There is currently no national level data available on the Indigenous or ethno-cultural identity of people who are stopped by police, making any assessment of the impact of MAS and other police powers on different groups challenging. Efforts are currently underway to enable the broad, systemic collection of this data, which will allow for a better understanding of the impact of legislative changes on these groups. Specifically, in July 2020, the Canadian Association of Chiefs of Police and Statistics Canada announced a commitment to require the police to report statistics on Indigenous and ethno-cultural groups in police-reported crime statistics to improve the collection of disaggregated data in the criminal justice system. In 2021, Federal, Provincial and Territorial Deputy Ministers Responsible for Justice and Public Safety endorsed the collection and analysis of Indigenous and race-based data as a priority for the National Justice Statistics Initiative.
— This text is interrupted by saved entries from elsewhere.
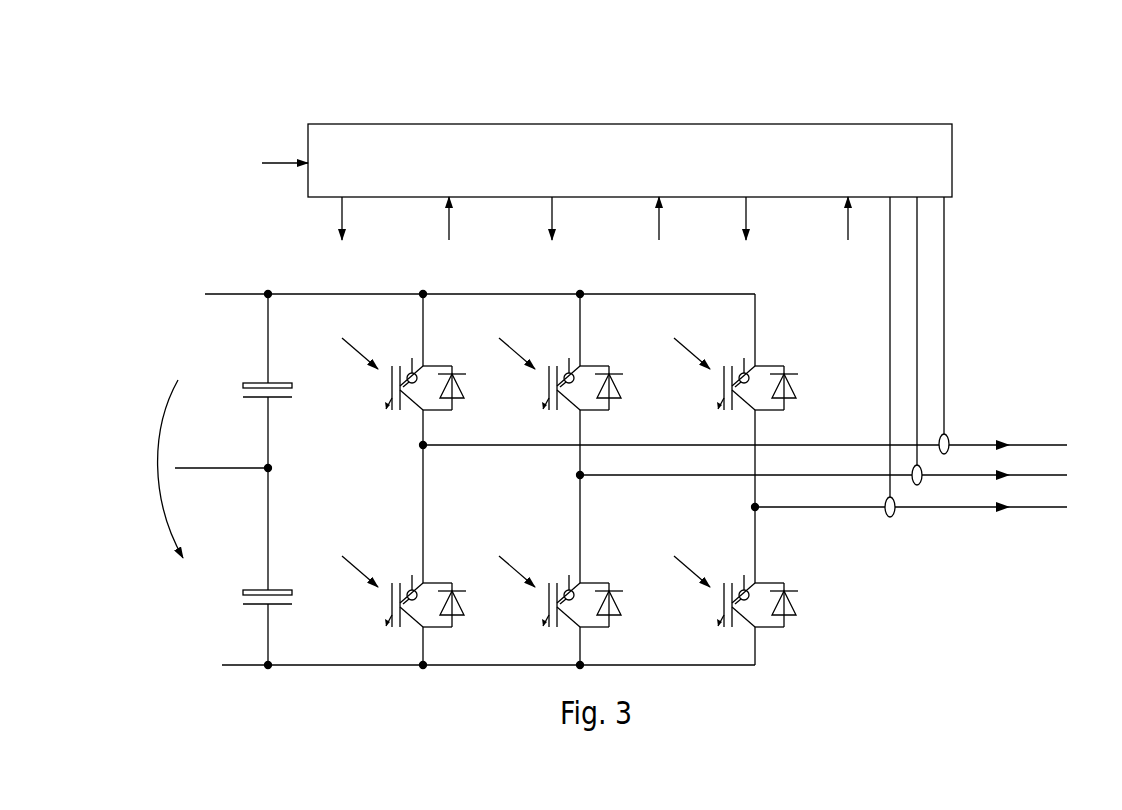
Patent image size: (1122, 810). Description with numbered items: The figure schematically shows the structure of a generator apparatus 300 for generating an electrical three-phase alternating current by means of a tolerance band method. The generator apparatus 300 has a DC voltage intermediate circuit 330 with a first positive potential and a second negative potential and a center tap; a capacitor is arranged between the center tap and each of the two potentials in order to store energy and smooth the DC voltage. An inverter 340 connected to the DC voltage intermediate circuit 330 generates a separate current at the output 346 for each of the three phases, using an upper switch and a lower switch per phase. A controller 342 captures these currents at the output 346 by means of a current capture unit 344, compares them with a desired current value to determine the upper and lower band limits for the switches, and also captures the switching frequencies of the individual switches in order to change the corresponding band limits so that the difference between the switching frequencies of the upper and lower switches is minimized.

The generator apparatus 300 is at (1042, 173).
The DC voltage intermediate circuit 330 is at (222, 262).
The inverter 340 is at (787, 660).
The controller 342 is at (893, 122).
The current capture unit 344 is at (990, 320).
The output of the inverter 346 is at (865, 561).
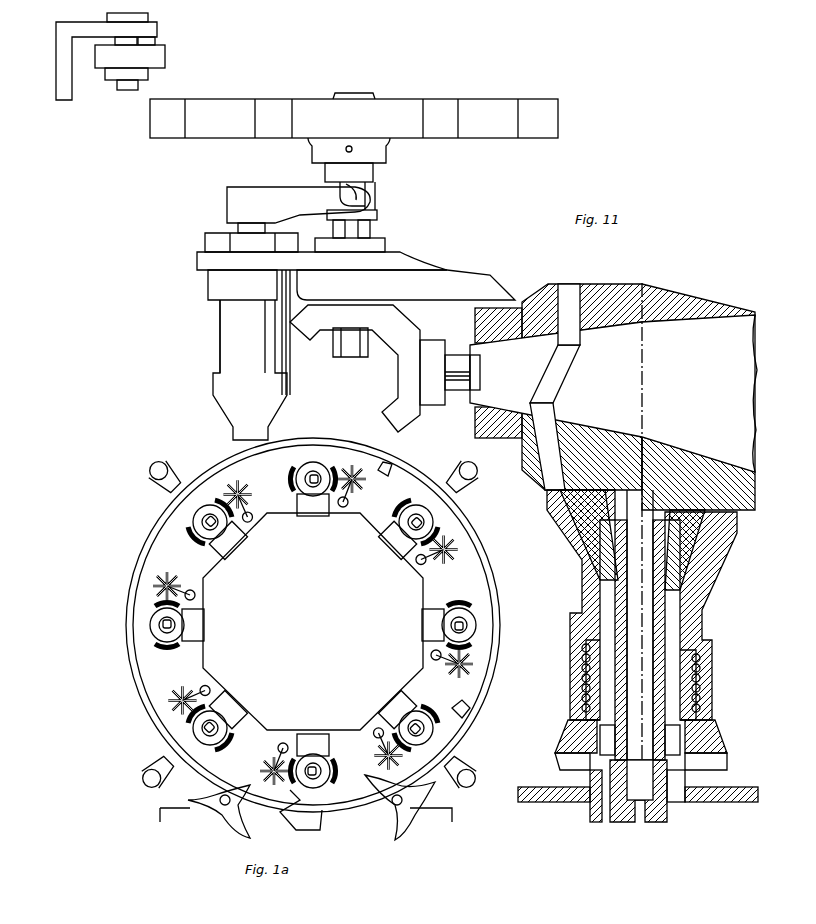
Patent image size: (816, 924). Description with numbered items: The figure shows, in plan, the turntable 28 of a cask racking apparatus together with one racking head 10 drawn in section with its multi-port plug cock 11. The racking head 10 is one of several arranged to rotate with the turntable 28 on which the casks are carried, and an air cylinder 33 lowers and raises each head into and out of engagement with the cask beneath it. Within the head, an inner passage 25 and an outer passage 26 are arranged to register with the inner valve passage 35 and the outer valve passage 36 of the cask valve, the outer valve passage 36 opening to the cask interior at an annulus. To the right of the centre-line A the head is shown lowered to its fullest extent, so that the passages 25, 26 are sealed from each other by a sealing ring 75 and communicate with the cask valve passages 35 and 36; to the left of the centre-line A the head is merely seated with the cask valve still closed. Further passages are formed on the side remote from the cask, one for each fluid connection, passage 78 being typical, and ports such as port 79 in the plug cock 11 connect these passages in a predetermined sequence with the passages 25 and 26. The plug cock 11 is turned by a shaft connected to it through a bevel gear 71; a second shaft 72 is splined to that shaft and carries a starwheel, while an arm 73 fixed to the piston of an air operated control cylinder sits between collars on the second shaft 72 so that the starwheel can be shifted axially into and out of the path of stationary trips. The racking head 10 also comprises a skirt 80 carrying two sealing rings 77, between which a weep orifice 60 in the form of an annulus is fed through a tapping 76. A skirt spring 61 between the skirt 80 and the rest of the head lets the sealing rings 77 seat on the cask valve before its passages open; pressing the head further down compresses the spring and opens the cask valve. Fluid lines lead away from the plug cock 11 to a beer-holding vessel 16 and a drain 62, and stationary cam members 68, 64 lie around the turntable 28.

In FIG. 1A, the beer-holding vessel 16 is at (370, 214).
In FIG. 1A, the second shaft 72 is at (352, 238).
In FIG. 1A, the arm 73 is at (345, 200).
In FIG. 1A, the bevel gear 71 is at (392, 322).
In FIG. 1A, the turntable 28 is at (166, 518).
In FIG. 1A, the air cylinder 33 is at (418, 712).
In FIG. 1A, the skirt spring 61 is at (296, 802).
In FIG. 11, the skirt spring 61 is at (584, 655).
In FIG. 1A, the drain 62 is at (352, 800).
In FIG. 1A, the cam lobe 68 is at (385, 783).
In FIG. 1A, the cam track 64 is at (425, 815).
In FIG. 11, the plug cock 11 is at (613, 393).
In FIG. 11, the port 79 is at (566, 370).
In FIG. 11, the passage 78 is at (567, 303).
In FIG. 11, the centre-line A is at (639, 560).
In FIG. 11, the racking head 10 is at (555, 547).
In FIG. 11, the inner passage 25 is at (650, 597).
In FIG. 11, the skirt 80 is at (704, 691).
In FIG. 11, the sealing rings 77 is at (556, 762).
In FIG. 11, the weep orifice 60 is at (718, 755).
In FIG. 11, the outer passage 26 is at (700, 728).
In FIG. 11, the tapping 76 is at (706, 743).
In FIG. 11, the sealing ring 75 is at (596, 804).
In FIG. 11, the inner valve passage 35 is at (688, 816).
In FIG. 11, the outer valve passage 36 is at (686, 806).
Justice Canada and Statistics Canada also received $ 6.7 million in Budget 2021 to improve the collection and use of disaggregated data to help improve policy responses aimed at reducing the over-representation of Indigenous and racialized people in the criminal justice system. In order to address this data gap for the legislative review, the NJS 2021 was identified as a tool that would allow for the collection of limited data within the legislative review timeframe (i.e. three years after the coming into force of the Act). The project included a survey and interviews to assess whether or not different groups were being disproportionately impacted by police enforcement.